Last week The Wall Street Journal reported that the White House chief of staff’s phone was apparently “hacked” and some of her contacts received calls that could have used AI to imitate her voice.
Leaving aside the natural distrust you may feel for politicians and celebrities when they claim “their phones are hacked,” there is no question that faking voice and video is now almost trivial. I have had several phone conversations with AI sales bots that were almost indistinguishable from humans.
Here is a video+voice generated from a text prompt to Google Veo3.
Just for fun, here is another.
There have been other more sensational stories of deep fakes.
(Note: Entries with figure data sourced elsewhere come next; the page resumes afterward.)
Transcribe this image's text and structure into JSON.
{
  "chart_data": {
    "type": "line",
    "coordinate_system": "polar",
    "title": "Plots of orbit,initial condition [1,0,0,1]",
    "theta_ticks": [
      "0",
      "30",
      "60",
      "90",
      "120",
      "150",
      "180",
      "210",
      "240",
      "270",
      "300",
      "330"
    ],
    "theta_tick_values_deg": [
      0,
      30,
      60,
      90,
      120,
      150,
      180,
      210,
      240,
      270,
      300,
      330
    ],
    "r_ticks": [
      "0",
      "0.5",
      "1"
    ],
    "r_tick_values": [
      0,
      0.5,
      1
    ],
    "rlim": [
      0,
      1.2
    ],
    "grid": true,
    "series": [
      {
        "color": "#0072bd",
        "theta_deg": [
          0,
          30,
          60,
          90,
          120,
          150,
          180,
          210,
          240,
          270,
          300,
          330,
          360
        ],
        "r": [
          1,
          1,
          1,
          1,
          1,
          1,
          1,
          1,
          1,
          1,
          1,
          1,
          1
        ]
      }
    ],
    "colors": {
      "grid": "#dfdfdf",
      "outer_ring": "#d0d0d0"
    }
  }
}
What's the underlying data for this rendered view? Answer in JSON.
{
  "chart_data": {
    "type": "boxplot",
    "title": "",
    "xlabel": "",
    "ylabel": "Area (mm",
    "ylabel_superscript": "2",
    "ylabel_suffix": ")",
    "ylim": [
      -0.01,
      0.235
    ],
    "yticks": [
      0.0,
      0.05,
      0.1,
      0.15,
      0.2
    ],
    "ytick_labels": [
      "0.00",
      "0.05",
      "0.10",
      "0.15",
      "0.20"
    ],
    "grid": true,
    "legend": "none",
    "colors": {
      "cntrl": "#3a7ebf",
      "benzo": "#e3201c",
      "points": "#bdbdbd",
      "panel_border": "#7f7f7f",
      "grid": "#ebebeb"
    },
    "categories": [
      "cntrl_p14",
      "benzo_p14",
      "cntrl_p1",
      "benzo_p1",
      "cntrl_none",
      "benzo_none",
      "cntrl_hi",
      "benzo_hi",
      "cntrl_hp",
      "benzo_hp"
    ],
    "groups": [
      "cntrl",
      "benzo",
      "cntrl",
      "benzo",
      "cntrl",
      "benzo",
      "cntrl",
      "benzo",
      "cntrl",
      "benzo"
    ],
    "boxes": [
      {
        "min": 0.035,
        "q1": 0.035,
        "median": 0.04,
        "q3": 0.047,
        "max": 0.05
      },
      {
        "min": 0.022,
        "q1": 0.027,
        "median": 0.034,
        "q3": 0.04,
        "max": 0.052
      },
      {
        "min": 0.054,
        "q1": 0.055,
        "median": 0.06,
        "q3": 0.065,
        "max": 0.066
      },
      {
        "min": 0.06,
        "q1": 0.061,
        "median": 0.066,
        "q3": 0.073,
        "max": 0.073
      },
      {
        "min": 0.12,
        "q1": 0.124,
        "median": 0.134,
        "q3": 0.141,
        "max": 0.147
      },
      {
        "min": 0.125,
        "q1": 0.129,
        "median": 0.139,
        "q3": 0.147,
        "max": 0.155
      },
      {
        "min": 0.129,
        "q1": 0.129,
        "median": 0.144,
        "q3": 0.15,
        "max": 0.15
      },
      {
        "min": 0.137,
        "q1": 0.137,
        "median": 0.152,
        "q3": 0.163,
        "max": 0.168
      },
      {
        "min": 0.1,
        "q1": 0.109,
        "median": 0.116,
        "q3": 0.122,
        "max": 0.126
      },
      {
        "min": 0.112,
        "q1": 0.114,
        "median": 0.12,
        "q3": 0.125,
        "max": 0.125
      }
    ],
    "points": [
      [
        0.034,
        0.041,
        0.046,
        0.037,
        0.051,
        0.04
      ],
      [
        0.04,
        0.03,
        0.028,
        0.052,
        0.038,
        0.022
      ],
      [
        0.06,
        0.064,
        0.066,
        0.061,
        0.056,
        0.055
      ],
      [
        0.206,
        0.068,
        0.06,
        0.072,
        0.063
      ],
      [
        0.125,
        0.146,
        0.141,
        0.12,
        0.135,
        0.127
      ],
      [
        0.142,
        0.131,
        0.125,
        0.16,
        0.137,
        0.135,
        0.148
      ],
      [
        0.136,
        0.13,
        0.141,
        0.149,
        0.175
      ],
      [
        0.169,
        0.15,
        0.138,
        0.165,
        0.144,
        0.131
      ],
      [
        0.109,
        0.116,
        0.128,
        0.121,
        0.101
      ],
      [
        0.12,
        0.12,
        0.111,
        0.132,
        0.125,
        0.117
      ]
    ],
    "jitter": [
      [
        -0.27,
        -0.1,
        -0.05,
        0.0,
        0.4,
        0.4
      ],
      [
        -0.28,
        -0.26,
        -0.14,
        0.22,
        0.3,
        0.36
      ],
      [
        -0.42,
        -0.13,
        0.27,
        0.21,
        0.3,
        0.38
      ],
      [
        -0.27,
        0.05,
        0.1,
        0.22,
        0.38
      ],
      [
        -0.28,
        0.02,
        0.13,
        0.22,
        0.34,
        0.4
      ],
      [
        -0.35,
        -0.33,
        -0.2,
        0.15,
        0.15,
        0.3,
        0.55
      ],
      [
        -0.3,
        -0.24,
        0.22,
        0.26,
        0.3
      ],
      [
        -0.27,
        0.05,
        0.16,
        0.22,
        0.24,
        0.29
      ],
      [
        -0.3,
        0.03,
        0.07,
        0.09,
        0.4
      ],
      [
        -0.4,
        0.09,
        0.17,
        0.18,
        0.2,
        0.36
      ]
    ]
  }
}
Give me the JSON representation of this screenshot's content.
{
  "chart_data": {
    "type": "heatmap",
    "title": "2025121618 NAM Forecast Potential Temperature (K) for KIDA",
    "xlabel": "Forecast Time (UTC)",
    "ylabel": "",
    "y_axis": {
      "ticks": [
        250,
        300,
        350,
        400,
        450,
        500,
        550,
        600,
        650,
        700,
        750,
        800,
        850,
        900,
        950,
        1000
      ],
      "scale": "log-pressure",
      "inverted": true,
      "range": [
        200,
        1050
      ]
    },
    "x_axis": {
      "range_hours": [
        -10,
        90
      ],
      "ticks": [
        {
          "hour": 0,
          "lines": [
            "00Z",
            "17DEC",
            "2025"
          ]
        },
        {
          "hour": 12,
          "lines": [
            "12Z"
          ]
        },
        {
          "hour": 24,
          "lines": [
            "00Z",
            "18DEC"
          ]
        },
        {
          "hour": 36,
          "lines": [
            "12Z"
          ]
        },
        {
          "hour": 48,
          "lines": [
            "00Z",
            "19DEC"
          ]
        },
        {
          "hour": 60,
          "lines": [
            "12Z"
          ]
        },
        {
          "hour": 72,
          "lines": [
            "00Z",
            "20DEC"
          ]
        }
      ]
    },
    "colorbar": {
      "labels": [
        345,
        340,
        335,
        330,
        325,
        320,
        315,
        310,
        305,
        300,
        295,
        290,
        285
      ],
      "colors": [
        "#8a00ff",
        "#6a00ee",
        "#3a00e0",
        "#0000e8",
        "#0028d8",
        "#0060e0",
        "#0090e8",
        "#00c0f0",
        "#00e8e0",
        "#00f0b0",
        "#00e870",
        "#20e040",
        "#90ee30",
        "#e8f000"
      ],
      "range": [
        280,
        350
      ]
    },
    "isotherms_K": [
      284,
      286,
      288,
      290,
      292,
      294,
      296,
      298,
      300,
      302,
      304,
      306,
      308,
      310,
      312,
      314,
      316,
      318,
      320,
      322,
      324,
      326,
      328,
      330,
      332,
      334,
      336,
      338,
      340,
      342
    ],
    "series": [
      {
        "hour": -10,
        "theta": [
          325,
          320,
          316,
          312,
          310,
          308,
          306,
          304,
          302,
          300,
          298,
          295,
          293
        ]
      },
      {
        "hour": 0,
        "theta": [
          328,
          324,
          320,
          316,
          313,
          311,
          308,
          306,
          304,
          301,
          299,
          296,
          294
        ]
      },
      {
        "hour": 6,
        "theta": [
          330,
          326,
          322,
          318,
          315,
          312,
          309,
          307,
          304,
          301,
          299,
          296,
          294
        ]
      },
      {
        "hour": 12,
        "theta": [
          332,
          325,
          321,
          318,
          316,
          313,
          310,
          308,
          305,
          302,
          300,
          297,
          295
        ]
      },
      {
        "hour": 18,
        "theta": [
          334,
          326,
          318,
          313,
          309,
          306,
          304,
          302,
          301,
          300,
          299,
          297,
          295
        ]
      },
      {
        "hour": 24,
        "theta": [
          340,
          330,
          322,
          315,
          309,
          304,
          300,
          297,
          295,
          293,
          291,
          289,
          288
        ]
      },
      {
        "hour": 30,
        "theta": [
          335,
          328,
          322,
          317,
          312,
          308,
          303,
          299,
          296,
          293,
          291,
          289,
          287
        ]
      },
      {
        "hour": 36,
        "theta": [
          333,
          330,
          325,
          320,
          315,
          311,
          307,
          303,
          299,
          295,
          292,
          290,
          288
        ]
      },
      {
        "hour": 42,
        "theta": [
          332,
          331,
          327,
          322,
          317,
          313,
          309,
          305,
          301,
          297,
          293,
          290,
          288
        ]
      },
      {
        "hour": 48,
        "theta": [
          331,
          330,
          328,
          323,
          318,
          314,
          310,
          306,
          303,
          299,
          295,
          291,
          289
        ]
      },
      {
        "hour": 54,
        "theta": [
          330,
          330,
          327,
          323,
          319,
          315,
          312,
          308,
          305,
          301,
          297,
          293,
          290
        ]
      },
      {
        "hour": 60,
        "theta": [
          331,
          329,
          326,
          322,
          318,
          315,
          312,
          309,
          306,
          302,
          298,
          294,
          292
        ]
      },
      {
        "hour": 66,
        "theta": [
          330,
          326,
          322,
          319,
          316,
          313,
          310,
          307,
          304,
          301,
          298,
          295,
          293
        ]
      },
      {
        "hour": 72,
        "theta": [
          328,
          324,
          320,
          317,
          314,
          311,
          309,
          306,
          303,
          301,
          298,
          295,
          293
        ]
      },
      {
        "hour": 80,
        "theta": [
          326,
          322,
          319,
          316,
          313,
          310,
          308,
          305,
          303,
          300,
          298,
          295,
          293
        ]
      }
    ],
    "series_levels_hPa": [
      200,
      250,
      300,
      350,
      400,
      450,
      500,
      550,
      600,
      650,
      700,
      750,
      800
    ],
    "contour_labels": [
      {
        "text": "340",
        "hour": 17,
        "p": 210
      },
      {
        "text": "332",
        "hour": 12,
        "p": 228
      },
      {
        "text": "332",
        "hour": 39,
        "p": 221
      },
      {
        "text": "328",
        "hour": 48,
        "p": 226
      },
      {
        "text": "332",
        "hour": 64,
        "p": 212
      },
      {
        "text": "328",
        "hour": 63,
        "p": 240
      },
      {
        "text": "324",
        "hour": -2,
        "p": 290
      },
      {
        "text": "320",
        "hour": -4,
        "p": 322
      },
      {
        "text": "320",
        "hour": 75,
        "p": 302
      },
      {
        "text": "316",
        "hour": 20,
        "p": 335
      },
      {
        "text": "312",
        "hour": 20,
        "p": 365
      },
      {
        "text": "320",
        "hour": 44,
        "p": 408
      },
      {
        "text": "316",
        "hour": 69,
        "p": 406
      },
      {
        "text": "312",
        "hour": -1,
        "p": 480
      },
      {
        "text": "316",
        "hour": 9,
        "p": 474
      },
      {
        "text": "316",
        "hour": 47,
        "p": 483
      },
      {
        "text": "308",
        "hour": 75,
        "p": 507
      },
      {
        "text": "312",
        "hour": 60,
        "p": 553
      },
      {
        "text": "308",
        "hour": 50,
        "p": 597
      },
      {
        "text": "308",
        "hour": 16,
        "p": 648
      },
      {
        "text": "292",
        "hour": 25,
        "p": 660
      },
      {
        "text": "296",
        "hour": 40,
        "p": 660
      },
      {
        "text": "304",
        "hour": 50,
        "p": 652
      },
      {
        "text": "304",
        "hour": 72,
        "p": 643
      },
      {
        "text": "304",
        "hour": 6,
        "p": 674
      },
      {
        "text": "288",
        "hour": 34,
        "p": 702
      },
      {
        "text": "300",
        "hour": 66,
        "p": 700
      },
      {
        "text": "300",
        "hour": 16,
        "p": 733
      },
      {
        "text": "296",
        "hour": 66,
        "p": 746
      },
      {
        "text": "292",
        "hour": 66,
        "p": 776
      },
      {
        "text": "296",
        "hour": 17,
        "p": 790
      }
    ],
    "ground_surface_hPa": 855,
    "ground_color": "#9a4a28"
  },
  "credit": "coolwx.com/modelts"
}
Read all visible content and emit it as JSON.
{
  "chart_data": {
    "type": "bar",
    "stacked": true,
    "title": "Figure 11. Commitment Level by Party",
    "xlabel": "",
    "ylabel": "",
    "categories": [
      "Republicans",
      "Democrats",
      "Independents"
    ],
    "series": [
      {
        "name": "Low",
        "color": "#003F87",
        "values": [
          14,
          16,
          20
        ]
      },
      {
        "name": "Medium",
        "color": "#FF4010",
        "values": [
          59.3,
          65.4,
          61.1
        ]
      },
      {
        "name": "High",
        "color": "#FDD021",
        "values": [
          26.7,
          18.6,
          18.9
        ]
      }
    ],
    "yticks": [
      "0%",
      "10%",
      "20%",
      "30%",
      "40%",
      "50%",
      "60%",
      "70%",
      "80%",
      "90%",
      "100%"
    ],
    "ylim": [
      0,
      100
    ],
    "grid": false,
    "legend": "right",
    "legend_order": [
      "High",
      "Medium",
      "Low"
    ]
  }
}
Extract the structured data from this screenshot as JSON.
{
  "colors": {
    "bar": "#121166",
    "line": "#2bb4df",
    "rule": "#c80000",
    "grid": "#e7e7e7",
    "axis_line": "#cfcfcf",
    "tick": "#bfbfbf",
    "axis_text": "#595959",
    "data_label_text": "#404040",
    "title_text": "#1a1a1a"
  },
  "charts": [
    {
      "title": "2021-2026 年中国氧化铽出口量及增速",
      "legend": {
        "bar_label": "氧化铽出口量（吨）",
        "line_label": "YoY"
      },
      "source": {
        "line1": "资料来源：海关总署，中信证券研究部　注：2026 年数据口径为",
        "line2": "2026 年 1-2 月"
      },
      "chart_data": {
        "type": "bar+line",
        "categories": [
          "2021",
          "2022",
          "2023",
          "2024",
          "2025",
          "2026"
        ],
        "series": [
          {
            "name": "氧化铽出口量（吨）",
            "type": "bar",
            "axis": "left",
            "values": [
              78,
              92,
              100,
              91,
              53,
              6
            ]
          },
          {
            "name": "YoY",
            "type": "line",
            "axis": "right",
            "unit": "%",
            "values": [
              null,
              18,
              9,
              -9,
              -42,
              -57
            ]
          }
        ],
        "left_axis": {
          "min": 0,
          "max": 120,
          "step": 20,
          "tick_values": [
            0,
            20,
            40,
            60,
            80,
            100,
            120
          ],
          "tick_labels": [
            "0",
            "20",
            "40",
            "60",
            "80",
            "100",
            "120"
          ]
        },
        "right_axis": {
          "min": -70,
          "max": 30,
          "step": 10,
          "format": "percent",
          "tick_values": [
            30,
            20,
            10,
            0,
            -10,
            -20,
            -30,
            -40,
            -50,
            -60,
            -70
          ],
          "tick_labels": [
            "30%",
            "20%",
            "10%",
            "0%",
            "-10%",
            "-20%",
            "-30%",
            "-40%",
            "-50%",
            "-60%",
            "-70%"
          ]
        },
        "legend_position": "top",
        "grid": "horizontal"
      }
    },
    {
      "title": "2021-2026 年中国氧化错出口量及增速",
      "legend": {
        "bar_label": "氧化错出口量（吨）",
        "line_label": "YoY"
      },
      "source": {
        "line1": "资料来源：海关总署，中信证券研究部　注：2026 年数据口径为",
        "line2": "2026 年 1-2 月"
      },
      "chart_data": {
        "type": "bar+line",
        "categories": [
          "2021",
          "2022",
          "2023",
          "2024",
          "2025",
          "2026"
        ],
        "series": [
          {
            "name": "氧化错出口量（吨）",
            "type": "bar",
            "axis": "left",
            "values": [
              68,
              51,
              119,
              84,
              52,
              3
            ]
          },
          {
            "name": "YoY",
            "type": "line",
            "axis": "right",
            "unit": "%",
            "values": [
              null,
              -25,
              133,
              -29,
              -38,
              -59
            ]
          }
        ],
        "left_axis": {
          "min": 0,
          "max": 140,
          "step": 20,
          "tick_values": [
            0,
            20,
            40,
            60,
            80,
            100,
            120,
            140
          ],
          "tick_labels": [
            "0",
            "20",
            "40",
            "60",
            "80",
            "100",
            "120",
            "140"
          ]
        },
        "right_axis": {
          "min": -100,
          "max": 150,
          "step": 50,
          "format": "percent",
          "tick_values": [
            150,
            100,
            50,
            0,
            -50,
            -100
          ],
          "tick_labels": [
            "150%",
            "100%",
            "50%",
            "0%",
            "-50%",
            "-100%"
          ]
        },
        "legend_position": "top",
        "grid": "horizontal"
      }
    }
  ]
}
The most cited is from this February. “Finance worker pays out $25 million after video call with deepfake ‘chief financial officer”. I am not sure I believe that one but you can imagine it working since there are plenty of scams that people fall for with just email.
The threat is giving rise to many approaches to counter deep fakes. A quick search of dashboard.it-harvest.com reveals 28 products from 21 vendors.
Here is a link to a Google Sheet listing them.
Of the pure-play deef fake defense companies Reality Defender is leading with significant headcount growth and funding. Note they are a Cyber 150 company.
Another pure-play is Cyabra, about the same size as Reality Defender but one fourth the funding level to-date.
Outside of pure-play deep fake detection are identity verification providers that were already working on the problem of fake identities for fraud prevention. They are well positioned in this space. Pindrop, Yotim and Incode are all great examples of this. They are all much bigger than the startups.
There is no question that deep fakes are a real and present danger and this market will grow dramatically. The identity verfication vendors may have to acquire the pure-plays. The large platform vendors (looking at you Twitter, Facebook, etc.) will have to deploy technology to identify deep fakes and they may acquire one of these vendors too.
The intersection of a deep fake with the "remote IT worker" scams could be a serious threat. Today, foreign actors create fake resumes at job sites and have begun to pay parties to do zoom interviews. The parties follow a script or are instructed how to respond in real time. Is it a stretch to imagine an AI agent in this role?